Saturday, June 23, 2012

Look Homeward, Angel by Thomas Wolfe


Look Homeward, Angel is Thomas Wolfe's masterwork, the novel that made his reputation.  Born in Asheville, NC, in 1900, he was educated at the University of North Carolina and at Harvard.  He spent his time teaching and traveling, building his reputation as one of America's master novelists.  Wolfe died in 1938.

The novel tells the life of the Gant family in a small mountain town in North Carolina.  It is widely acknowledged that the town is Asheville, NC and that the book is a thinly disguised account of Wolfe's own life there.

The Gant family was made of Oliver and Eliza Gant and their children, Steve, Luke, the twins Ben and Grover, the girls Daisy and Helen, and the baby, Eugene.  Eugene is the individual whose life most closely mimics Wolfe's own.  The family is portrayed for the twenty years of Eugene's childhood and early manhood, as he grows up and learns that he must move on to achieve what he wants from life.

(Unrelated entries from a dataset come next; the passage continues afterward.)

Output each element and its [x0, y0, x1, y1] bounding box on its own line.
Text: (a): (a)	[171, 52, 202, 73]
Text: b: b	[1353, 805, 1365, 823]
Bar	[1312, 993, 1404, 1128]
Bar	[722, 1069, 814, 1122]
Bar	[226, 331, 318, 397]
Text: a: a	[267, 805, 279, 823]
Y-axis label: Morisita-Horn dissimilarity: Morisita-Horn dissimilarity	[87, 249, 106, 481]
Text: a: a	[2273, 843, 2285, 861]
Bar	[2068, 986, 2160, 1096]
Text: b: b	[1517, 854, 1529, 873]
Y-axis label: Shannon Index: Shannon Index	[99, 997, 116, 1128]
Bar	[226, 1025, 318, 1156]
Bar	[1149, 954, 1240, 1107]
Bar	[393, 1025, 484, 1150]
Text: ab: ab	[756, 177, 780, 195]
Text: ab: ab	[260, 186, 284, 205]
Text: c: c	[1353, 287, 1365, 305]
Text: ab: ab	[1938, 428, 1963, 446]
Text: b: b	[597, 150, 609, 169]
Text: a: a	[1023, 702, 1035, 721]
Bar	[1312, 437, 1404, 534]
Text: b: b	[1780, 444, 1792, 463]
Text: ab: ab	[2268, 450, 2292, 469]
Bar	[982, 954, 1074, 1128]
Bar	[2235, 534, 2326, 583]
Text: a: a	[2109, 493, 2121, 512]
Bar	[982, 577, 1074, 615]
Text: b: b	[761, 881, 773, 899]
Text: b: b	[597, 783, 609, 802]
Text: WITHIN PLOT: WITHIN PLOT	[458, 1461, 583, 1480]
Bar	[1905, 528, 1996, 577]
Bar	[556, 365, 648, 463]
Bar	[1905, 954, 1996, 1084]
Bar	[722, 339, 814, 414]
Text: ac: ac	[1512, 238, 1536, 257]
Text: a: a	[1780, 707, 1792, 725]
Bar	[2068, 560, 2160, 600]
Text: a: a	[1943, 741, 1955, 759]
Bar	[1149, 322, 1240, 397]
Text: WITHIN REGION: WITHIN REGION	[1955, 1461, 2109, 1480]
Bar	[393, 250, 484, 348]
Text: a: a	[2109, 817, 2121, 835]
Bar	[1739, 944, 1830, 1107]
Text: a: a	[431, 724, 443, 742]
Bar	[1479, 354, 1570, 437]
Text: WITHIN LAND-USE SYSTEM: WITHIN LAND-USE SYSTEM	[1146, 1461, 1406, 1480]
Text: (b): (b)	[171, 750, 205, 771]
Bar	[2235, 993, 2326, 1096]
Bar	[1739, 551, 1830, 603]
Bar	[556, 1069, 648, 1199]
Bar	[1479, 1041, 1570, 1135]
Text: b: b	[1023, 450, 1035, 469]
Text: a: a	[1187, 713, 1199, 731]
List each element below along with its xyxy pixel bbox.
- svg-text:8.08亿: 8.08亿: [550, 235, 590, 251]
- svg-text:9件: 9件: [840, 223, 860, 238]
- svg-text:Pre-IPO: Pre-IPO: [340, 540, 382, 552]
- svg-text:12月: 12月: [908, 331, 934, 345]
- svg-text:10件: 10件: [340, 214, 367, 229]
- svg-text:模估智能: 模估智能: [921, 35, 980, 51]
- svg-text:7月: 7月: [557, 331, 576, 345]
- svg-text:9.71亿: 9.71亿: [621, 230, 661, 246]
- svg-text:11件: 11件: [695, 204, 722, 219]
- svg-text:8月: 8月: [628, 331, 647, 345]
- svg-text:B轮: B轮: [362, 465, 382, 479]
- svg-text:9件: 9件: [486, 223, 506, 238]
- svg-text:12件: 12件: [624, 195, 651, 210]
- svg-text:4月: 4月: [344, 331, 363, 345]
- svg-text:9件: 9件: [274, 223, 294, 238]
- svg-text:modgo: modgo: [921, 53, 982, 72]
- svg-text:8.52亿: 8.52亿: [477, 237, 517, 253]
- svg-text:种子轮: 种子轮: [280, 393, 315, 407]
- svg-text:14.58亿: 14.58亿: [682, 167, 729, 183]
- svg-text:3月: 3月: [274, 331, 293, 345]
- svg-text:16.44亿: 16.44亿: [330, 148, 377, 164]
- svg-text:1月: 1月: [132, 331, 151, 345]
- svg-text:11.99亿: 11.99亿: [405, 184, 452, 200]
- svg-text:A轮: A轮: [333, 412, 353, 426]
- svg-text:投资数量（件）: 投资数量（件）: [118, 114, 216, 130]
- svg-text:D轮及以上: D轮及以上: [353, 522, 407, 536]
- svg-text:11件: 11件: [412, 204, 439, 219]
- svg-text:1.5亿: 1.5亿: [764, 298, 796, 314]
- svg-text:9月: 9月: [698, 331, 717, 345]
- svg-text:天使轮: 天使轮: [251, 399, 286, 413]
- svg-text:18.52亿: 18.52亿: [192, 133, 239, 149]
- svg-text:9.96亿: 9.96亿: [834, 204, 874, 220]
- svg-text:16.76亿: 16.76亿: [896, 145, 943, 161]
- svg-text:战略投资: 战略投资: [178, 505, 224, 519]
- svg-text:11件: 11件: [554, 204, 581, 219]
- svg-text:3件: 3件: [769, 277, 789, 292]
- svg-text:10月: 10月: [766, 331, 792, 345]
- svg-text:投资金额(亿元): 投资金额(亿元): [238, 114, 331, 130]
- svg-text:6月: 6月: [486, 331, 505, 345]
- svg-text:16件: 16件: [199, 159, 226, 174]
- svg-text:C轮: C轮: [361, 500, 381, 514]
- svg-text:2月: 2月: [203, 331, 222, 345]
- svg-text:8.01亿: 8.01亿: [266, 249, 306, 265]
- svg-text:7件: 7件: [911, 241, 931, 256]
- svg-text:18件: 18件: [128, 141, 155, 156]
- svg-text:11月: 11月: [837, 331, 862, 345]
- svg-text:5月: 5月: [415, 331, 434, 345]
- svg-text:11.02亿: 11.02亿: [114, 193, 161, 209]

The daily lives of the Gant family are richly portrayed, each detail building upon the next to demonstrate daily life in the mountain region of North Carolina from 1900 to 1920.  Oliver is a stone mason, Eliza becomes the owner of a boardinghouse.  They both are so consumed with the thought of money and what it takes to make a living that they neglected the emotional lives of their children.  The children are left to provide emotional support for each other, to force their way through life trying, sometimes succeeding and sometimes failing to achieve their goals.

Education was a great good, although expensive and those who had the opportunity to get an education were reminded daily of their great fortune.  Wolfe details the daily working life of laborers, of those revered in small towns such as lawyers, doctors and politicians.  He covers the relationships between men and women, and those between the races.   The first Great War and the iinfluenza epidemic are covered.  The United States was changing and the Gant family is a representation of how the country changed over this time period.

This book is recommended for readers interested in knowing how daily life was in western North Carolina during the early years of the 19th century as the population moved from a rural to a city focus.  It is intricately detailed and moves the reader through the daily life of this family and the constant questions of why we are here and what we are to do with our lives.